Summer Repertoire Ideas
Here is my latest review on Music Teachers Helper:
May and June were the busiest months for my studio – recitals, festivals, competitions, National Piano Guild auditions, Royal Conservatory Music Development Program assessments – there was something going on almost every weekend. July and August are typically quieter, with many students away for the summer. One of the things on my to-do list during this down time is to do a studio library inventory check, restock my favorites, and shop for new titles. The following new series has caught my eyes:
Masterwork Classics Duets
A Graded Collection of Piano Duets by Master Composers, selected and edited by Gayle Kowalchyk, E.L. Lancaster, Jane Magrath
I am a big believer in introducing works by the good old masters of Western Art Music to beginning students. It is easy to find fresh-sounding, recital-appropriate repertoire written by contemporary composers – I applaud the major music publishers for printing high quality, pedagogically sound music by living composers/music educators who write with today’s students in mind. It is not so easy to find music by 18th, 19th, and early 20th-century composers that are technically simple enough for beginning students, yet sound sophisticated enough to keep them interested. One sure way to make simple music sound good is to play teacher accompaniments with the students. This new series serves that purpose brilliantly. There are four books in this collection, introducing piano duet music by 22 different composers spanning three centuries. You will not find big names such as Bach, Mozart, or Beethoven – their duet repertoire requires more advanced levels, but you will find familiar names such as Cornelius Gurlitt, Anton Diabelli, Carl Czerny, and even Igor Stravinsky. I am also happy to get to know names such as Ignaz Moscheles, Joseph Low, Arnoldo Sartorio, and many others who made significant contributions to the piano duet repertoire for students.

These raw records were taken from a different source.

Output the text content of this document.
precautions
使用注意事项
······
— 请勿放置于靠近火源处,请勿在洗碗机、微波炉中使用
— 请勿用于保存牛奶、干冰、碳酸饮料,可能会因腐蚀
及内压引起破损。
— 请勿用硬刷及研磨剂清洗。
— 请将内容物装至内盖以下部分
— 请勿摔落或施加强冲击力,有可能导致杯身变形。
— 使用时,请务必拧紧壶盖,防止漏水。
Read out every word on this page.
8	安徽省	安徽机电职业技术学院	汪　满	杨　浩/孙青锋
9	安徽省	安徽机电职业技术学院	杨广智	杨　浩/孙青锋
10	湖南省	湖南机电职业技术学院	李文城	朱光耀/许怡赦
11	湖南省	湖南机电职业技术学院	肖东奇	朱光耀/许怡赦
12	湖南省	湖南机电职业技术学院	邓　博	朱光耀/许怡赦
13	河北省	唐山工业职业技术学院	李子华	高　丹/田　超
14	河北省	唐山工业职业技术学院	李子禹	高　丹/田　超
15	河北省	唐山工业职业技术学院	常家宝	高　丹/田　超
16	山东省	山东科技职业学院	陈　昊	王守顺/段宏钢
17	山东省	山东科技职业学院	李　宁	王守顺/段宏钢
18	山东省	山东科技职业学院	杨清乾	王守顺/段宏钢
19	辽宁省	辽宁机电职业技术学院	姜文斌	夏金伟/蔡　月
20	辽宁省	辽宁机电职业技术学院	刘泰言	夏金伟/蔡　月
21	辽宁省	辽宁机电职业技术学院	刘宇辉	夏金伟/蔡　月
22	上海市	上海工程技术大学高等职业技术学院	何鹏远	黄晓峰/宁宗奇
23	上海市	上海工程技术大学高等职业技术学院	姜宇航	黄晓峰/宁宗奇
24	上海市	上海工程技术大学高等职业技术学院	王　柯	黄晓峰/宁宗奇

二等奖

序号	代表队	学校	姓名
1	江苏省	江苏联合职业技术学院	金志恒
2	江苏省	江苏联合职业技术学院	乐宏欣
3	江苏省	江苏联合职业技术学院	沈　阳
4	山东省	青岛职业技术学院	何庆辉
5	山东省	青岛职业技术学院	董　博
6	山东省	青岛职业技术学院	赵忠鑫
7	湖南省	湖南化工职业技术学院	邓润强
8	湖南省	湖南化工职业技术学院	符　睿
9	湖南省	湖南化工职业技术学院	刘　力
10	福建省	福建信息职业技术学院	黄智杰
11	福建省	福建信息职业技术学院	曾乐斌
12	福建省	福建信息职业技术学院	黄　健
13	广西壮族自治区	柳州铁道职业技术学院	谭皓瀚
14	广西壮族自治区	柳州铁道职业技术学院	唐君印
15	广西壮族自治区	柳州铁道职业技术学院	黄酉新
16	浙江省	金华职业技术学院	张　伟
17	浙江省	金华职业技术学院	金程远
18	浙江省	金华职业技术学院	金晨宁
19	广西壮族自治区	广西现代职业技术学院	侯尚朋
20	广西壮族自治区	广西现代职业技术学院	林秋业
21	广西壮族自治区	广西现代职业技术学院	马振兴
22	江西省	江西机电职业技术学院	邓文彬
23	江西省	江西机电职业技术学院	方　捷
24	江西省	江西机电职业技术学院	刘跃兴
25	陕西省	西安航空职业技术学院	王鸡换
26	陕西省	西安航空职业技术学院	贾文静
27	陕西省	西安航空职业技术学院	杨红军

The following are noteworthy when using this series:
1. Levels 1 and 2 contain teacher-student duets – the Secondo/Teacher part is much more difficult than the Primo/Student part. In Levels 3 and 4, the parts are no longer labelled Teacher or Student, simply Primo or Secondo – they are comparable in terms of difficulty and musical interest, and would be suitable for either teacher/student ensemble or two students of similar ability.
2. The books are labelled Levels 1-4, without the use of words such as Elementary or Intermediate. Level 1 contains a lot of 5-finger position and unison playing in the Primo part, so a rhythmically competent Elementary level student would be able to work through it. The selections have interesting titles to spark imagination, for example, Funeral for a Bird, A Bike Ride, In the Boat, Calm Seas, to name a few. Students will also learn up to two sharps, three flats, and use of 6/8 time signature. Level 2 also contains much use of unison playing, but with more variety of rhythmic patterns and articulations, change of tonality, and longer musical phrases and ideas, suitable for Late Elementary level students. I would designate Levels 3-4 as Early Intermediate to Intermediate levels.
3. At the back of each book there is a short paragraph about each of the featured composers. These are not boring dictionary-style hard facts, but interesting life stories. For example, Anton Diabelli ran a financially successful publishing company, Arthur Foote was the first music degree recipient in America, and Cesar Cui learned musical notation by hand copying Italian operas and Chopin Mazurkas!
4. The Primo and Secondo parts are printed on separate pages, making it easy to read. Every piece has been carefully edited and fingered for performance ease, but no pedal markings are given. Experienced teachers and students would no doubt add pedal touches here and there to enhance accents, octaves, and certain legato passages. I am especially impressed by the phrasing and dynamic marks in the Primo part of Levels 1-2; the editors have carefully put those in to help beginning students appreciate beauty in even the most simple 5-finger position musical phrase – each crescendo leads to the natural climatic point of a phrase, followed by a decrescendo.
This new series is a great way to introduce the joy of ensemble playing to beginning students. The pieces are beautiful, accessible, and even the easiest ones demonstrate mastery of form, symmetry, and artistic intent. These books will no doubt remain a staple in my studio library.
For those looking for non-classics, check out the following new titles:
Famous & Fun Rock by Carol Matz
This series contains popular rock hits, arranged especially for students. They are technically accessible, yet remain faithful to the original sound, especially when performed with the optional duet parts.There are currently three books, from Elementary to Late Elementary Levels.
Not Just Another Jazz Book by Mike Springer
This is a series of three books. They contain original compositions that feature swing, blues, ragtime, and Latin styles. Each book comes with a CD, and each piece has three different CD tracks: Model Track, Practice Tempo Track, and Performance Tempo Track.
All of the above titles can be found on the Alfred website. Happy Summer to everyone!